A história deu certo. Recentemente, defendendo o Osasco, de São Paulo, foi uma das jogadoras que mais se destacou na Superliga de Vôlei. Em 2016, aceitou fazer parte de uma troca. Participou de um campeonato com nível esportivo bem abaixo, e por outro lado, ajudou a comunidade de atletas surdos a entender a importância do uso aparelho auditivo no esporte. Foi a sua porta de entrada para o surdoesporte.
— Recebi o convite do Xandó e Rubinho para conhecer o projeto e de cara me disponibilizei em estar e conhecer mais. Confesso que foi assustador pra mim ter de jogar sem aparelho auditivo, mas depois me acostumei apenas no momento de jogar e treinar. Me sentia sem equilíbrio e sentia a falta de sons.
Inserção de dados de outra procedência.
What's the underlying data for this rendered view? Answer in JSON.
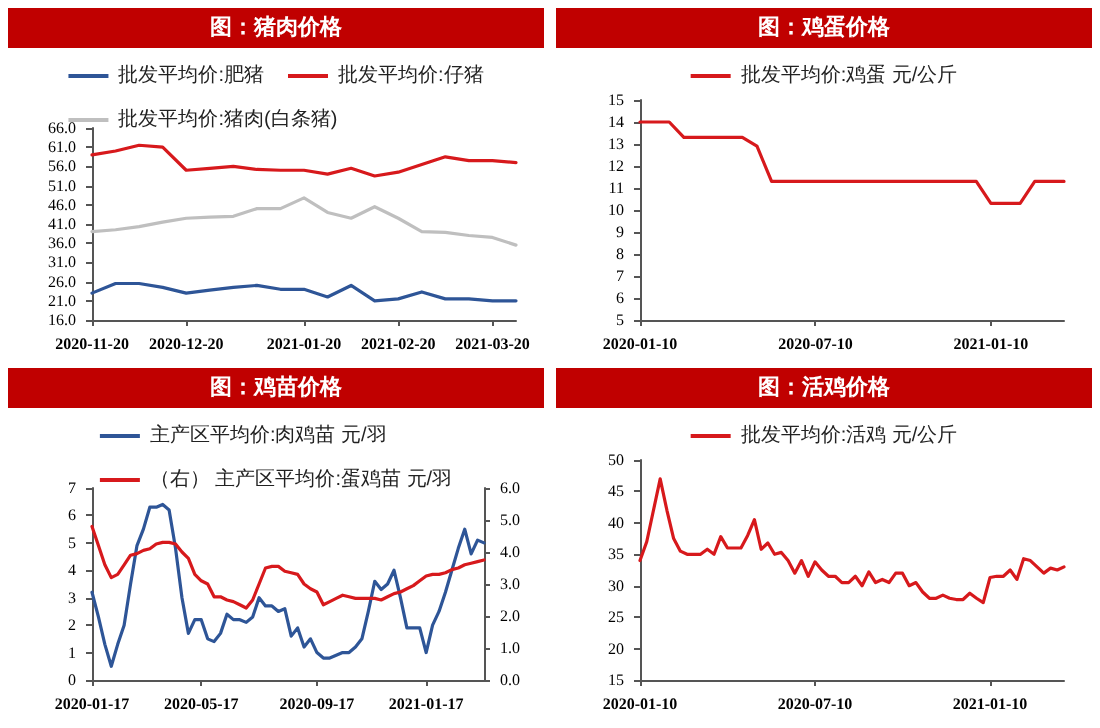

Desde então, Natália se integrou ao esporte surdo, chegando a disputar a Surdolimpíadas de 2017, na Turquia. No domingo, Dia das Mães, Natália estará de novo à beira da quadra, vivendo o que vive há quase 21 anos: o esporte. No entanto, dessa vez, literalmente, não estará sozinha ali.
— Estar aqui, nesse dia, é a realização de um sonho. É mais um capítulo escrito na minha trajetória de vida.